SUMMER FUN: #8

Let's convert the problem to a more workable formulation - each member is now a vertex in a graph, and any two people who don't dislike each other get connected by an edge. Note that each person is connected to at least half of the total members. We now need to prove the existence of a Hamiltonian cycle in this graph. We do so by induction on the number of members.

First consider the base case, the one with $4$ members, each connected to at least $2$ others. Let $m_1,m_2,m_3,m_4$ be the $4$ members of the council. Assume WLOG $m_1$ is connected to $m_2$ and $m_3$ . If $m_2$ is connected to $m_3$ , then since $m_4$ needs to be connected to at least two members, WLOG let them be $m_2$ and $m_3$ , we have a Hamiltonian cycle $(m_1,m_2,m_4,m_3,m_1)$ . Otherwise, $m_2$ isn't connected to $m_3$ , so they're both connected to $m_4$ , and again we have the cycle $(m_1,m_2,m_4,m_3,m_1)$ .

Now assume we've proven the existence of a Hamiltonian cycle for any "half-connected" graph of $2n$ members, namely one with each person connected to at least $n$ others. We now need to prove a Hamiltonian cycle exists in a half-connected graph of $2n+2$ members, and we'll be done.

Since a Hamiltonian cycle always exists in the case for $2n$ , we might as well assume those are all the connections made in the graph so far, and consider the different cases for the remaining edges' positions. We now add the two new points to the graph, so that the graph looks something like below, the greens being the two new members, $X$ and $Y$ . Also assume we've numbered the members of the $2n$ -long cycle so that $m_k$ is connected to $m_{k-1}$ and $m_{k+1}$ for $1<k<2n$ , and $m_1$ to $m_{2n}$ .

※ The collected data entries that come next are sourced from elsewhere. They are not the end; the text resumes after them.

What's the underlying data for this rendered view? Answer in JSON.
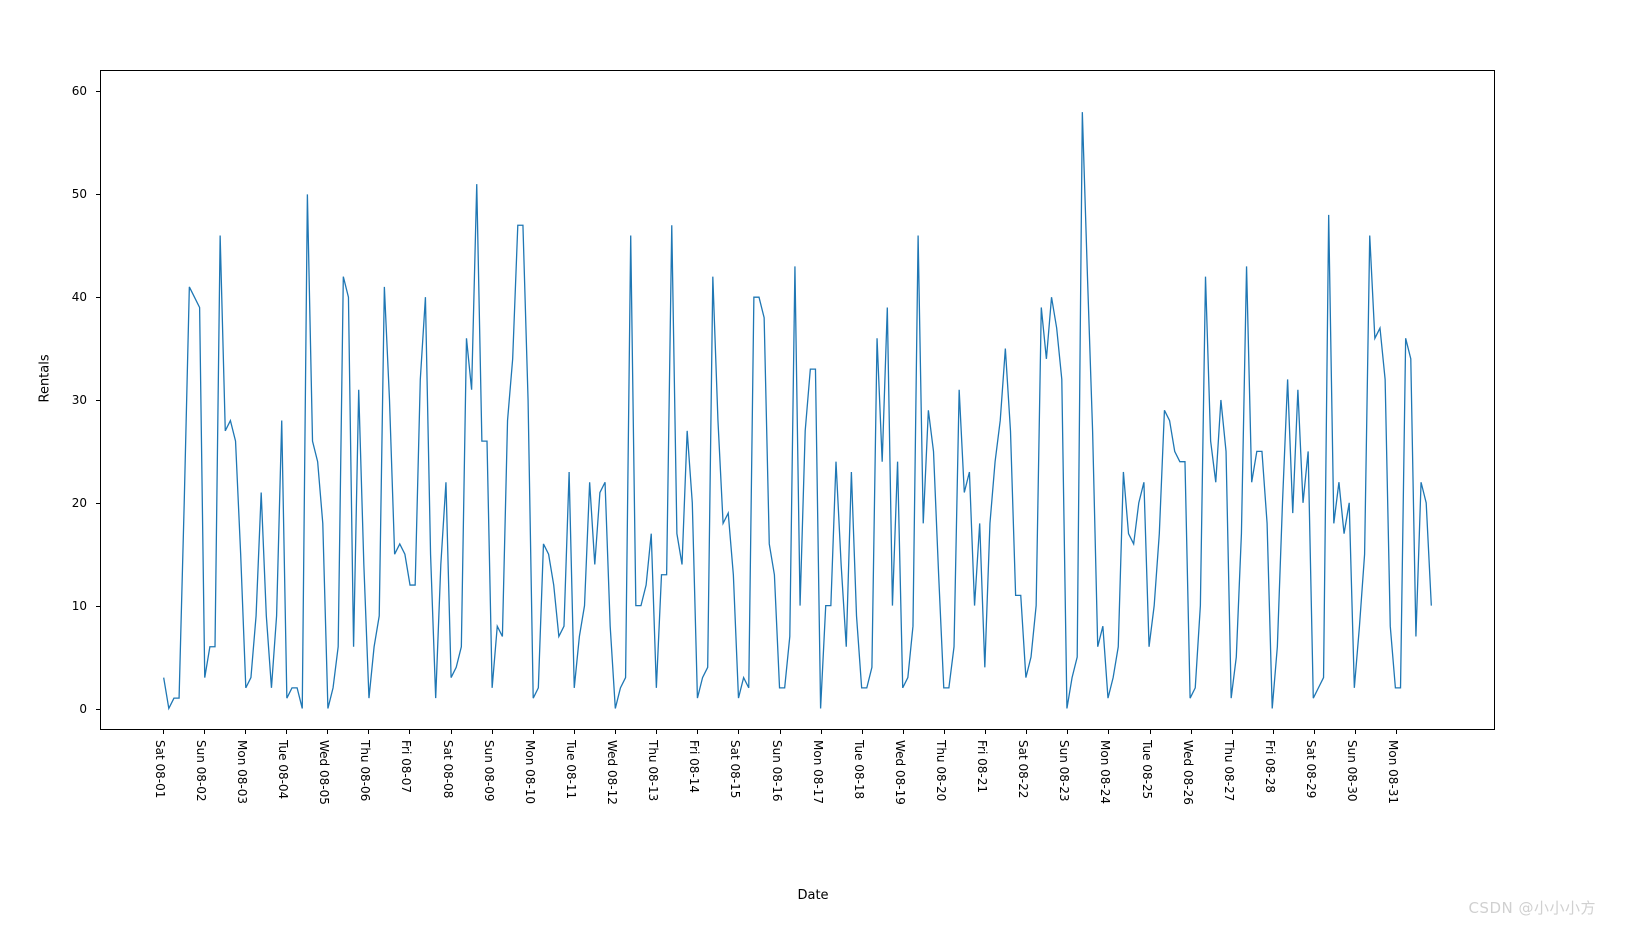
{
  "chart_data": {
    "type": "line",
    "xlabel": "Date",
    "ylabel": "Rentals",
    "ylim": [
      -2,
      62
    ],
    "y_ticks": [
      0,
      10,
      20,
      30,
      40,
      50,
      60
    ],
    "x_tick_labels": [
      "Sat 08-01",
      "Sun 08-02",
      "Mon 08-03",
      "Tue 08-04",
      "Wed 08-05",
      "Thu 08-06",
      "Fri 08-07",
      "Sat 08-08",
      "Sun 08-09",
      "Mon 08-10",
      "Tue 08-11",
      "Wed 08-12",
      "Thu 08-13",
      "Fri 08-14",
      "Sat 08-15",
      "Sun 08-16",
      "Mon 08-17",
      "Tue 08-18",
      "Wed 08-19",
      "Thu 08-20",
      "Fri 08-21",
      "Sat 08-22",
      "Sun 08-23",
      "Mon 08-24",
      "Tue 08-25",
      "Wed 08-26",
      "Thu 08-27",
      "Fri 08-28",
      "Sat 08-29",
      "Sun 08-30",
      "Mon 08-31"
    ],
    "line_color": "#1f77b4",
    "values": [
      3,
      0,
      1,
      1,
      20,
      41,
      40,
      39,
      3,
      6,
      6,
      46,
      27,
      28,
      26,
      15,
      2,
      3,
      9,
      21,
      9,
      2,
      9,
      28,
      1,
      2,
      2,
      0,
      50,
      26,
      24,
      18,
      0,
      2,
      6,
      42,
      40,
      6,
      31,
      14,
      1,
      6,
      9,
      41,
      30,
      15,
      16,
      15,
      12,
      12,
      32,
      40,
      15,
      1,
      14,
      22,
      3,
      4,
      6,
      36,
      31,
      51,
      26,
      26,
      2,
      8,
      7,
      28,
      34,
      47,
      47,
      30,
      1,
      2,
      16,
      15,
      12,
      7,
      8,
      23,
      2,
      7,
      10,
      22,
      14,
      21,
      22,
      8,
      0,
      2,
      3,
      46,
      10,
      10,
      12,
      17,
      2,
      13,
      13,
      47,
      17,
      14,
      27,
      20,
      1,
      3,
      4,
      42,
      28,
      18,
      19,
      13,
      1,
      3,
      2,
      40,
      40,
      38,
      16,
      13,
      2,
      2,
      7,
      43,
      10,
      27,
      33,
      33,
      0,
      10,
      10,
      24,
      14,
      6,
      23,
      9,
      2,
      2,
      4,
      36,
      24,
      39,
      10,
      24,
      2,
      3,
      8,
      46,
      18,
      29,
      25,
      13,
      2,
      2,
      6,
      31,
      21,
      23,
      10,
      18,
      4,
      18,
      24,
      28,
      35,
      27,
      11,
      11,
      3,
      5,
      10,
      39,
      34,
      40,
      37,
      32,
      0,
      3,
      5,
      58,
      42,
      27,
      6,
      8,
      1,
      3,
      6,
      23,
      17,
      16,
      20,
      22,
      6,
      10,
      17,
      29,
      28,
      25,
      24,
      24,
      1,
      2,
      10,
      42,
      26,
      22,
      30,
      25,
      1,
      5,
      17,
      43,
      22,
      25,
      25,
      18,
      0,
      6,
      20,
      32,
      19,
      31,
      20,
      25,
      1,
      2,
      3,
      48,
      18,
      22,
      17,
      20,
      2,
      8,
      15,
      46,
      36,
      37,
      32,
      8,
      2,
      2,
      36,
      34,
      7,
      22,
      20,
      10
    ]
  },
  "watermark": "CSDN @小小小方"
}
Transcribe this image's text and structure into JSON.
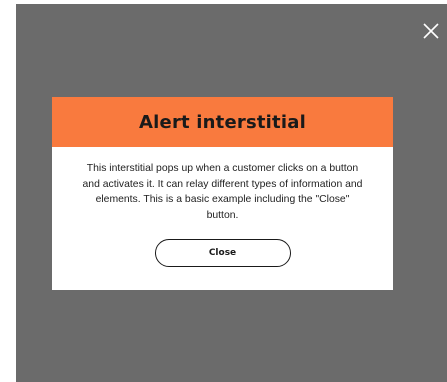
{
  "overlay": {
    "close_icon": "close-icon"
  },
  "modal": {
    "title": "Alert interstitial",
    "body": "This interstitial pops up when a customer clicks on a button and activates it. It can relay different types of information and elements. This is a basic example including the \"Close\" button.",
    "close_label": "Close"
  },
  "colors": {
    "overlay": "#6b6b6b",
    "header_accent": "#f97a3e",
    "modal_background": "#ffffff",
    "text": "#1a1a1a"
  }
}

First assume the two new points aren't connected to each other. Since each vertex needs to be connected to at least $n+1$ others, by the pigeonhole principle $X$ must be connected to at least two consecutive members, $m_k$ and $m_{k+1}$ , of the $2n$ -long cycle, making a cycle of $2n+1$ members, namely $(m_k,m_{k-1},m_{k-2},...m_1,m_{2n},m_{2n-1},...,m_{k+1},X,m_k)$ . Using a similar argument for $Y$ , who needs to connect to at least $n+1$ members of a $2n+1$ long cycle, again by the pigeonhole principle he is connected to two consecutive members of the cycle, meaning a Hamiltonian cycle is now formed.

Therefore the two new points must be connected to each other. Again, if $X$ is connected to $m_k$ and $Y$ is connected to $m_{k+1}$ or vice versa, a Hamiltonian cycle will form, namely $(X,m_k,m_{k-1},...,m_1,m_{2n},m_{2n-1},...,m_{k+1},Y,X)$ . Therefore the only way to temporarily escape forming a Hamiltonian cycle is to connect $X$ and $Y$ both to, say, each of the blue points in the picture, since otherwise we'll be in the previous case of $X$ being connected to $m_k$ and $Y$ to $m_{k+1}$ . We now consider the connections formed by the red points, $m_1,m_3,...,m_{2n-1}$ .

If any two of these points are connected, say $m_1$ and $m_{2k+1}$ , a Hamiltonian cycle arises, namely $(m_1,m_2,...,m_{2k},X,Y,m_{2n},m_{2n-1},...,m_{2k+1},m_1)$ . Therefore no two red points can be connected, but by the pigeonhole principle that's impossible, since a red point needs to make at least $n+1$ connections with $n$ blue points. Therefore a Hamiltonian cycle must exist for any "half-connected" graph of $2n>2$ points, and $12$ is no exception.